Introduction
L'histoire de l'avortement est marquée par des débats passionnés, des évolutions législatives et des figures emblématiques qui ont façonné le droit des femmes à disposer de leur corps. Cet article explore les différentes facettes de cette histoire, en mettant en lumière les enjeux, les acteurs et les tournants qui ont jalonné ce long combat. De l'Antiquité à nos jours, l'avortement a été un enjeu majeur, oscillant entre répression et libéralisation, entre crime et droit fondamental.
Les Origines de l'Interdiction : Le Code Pénal de 1810
L'interdiction de l'avortement en France trouve ses racines dans l'article 317 du Code pénal de 1810. Cet article, qui régit l'interdiction d'interrompre volontairement une grossesse, punit quiconque procurait un avortement à une femme enceinte, avec ou sans son consentement. Les médecins, chirurgiens et pharmaciens qui indiquaient ou administraient des moyens abortifs étaient également passibles de travaux forcés.
Cet article donnait un cadre légal à une pratique déjà lourdement réprimée au Moyen Âge sous l'influence de l'Église. Les interdits religieux empêchaient les femmes de mettre un terme à leur grossesse, même si leur vie était en danger. La survie de l'âme de l'enfant était considérée comme une considération supérieure, même si la mère et l'enfant périssaient tous les deux.
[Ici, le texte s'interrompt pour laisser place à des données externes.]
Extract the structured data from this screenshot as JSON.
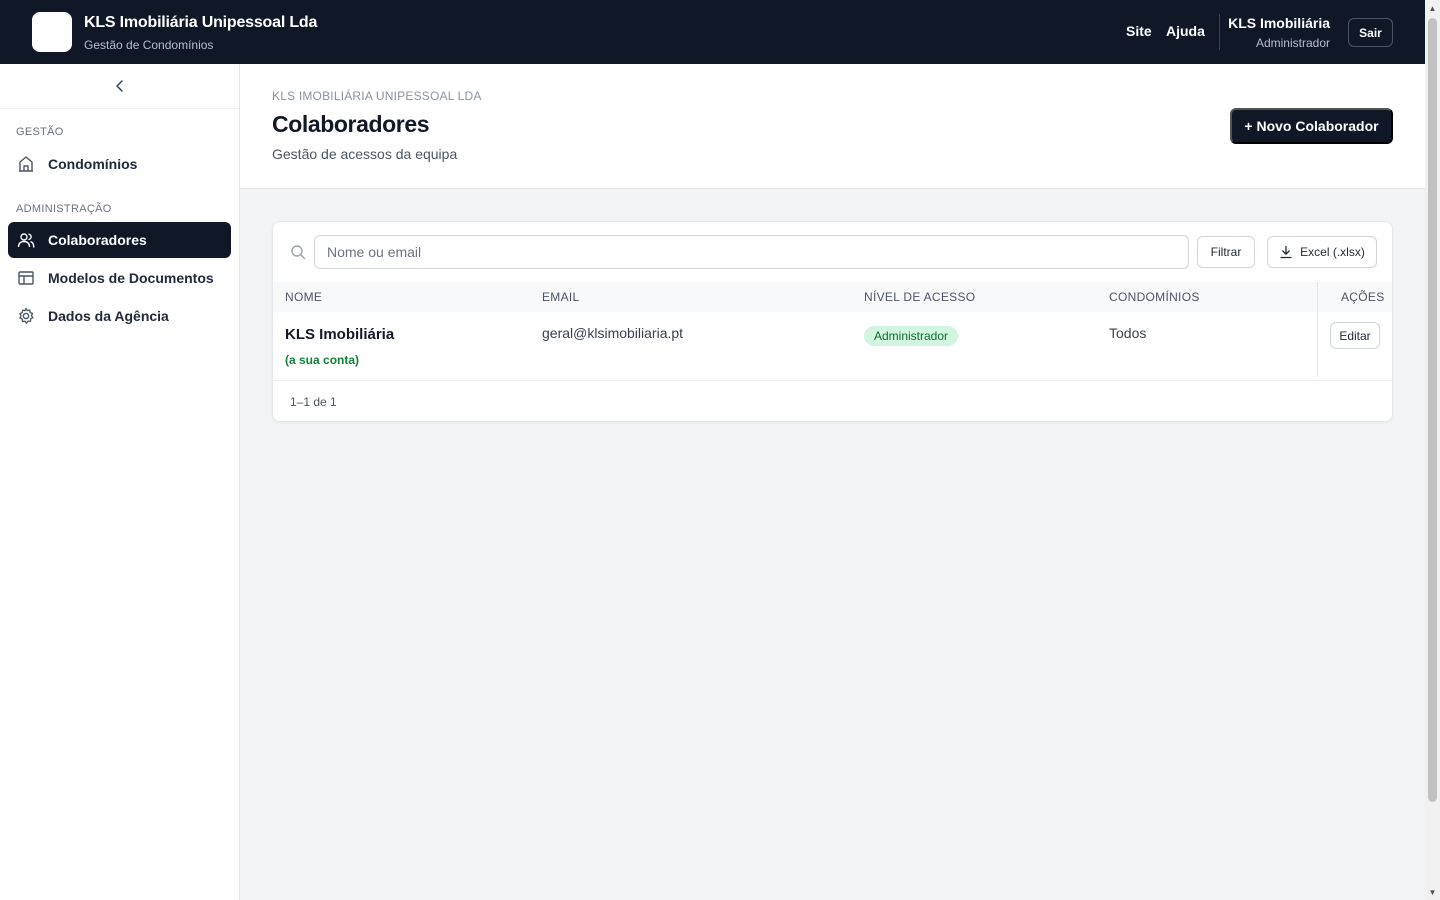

Débats pour une Reconnaissance Thérapeutique
Contrairement à l'Angleterre, où l'avortement thérapeutique était la règle en cas de complications, la France imposait que la grossesse soit menée à son terme, quels que soient les risques pour la mère. Bien qu'il y ait une tolérance pour les cas d'urgence depuis un arrêt de 1806 acquittant un médecin ayant tenté une embryotomie sans sauver la mère, le Code pénal de 1810 ne distinguait pas l'avortement thérapeutique de l'avortement criminel.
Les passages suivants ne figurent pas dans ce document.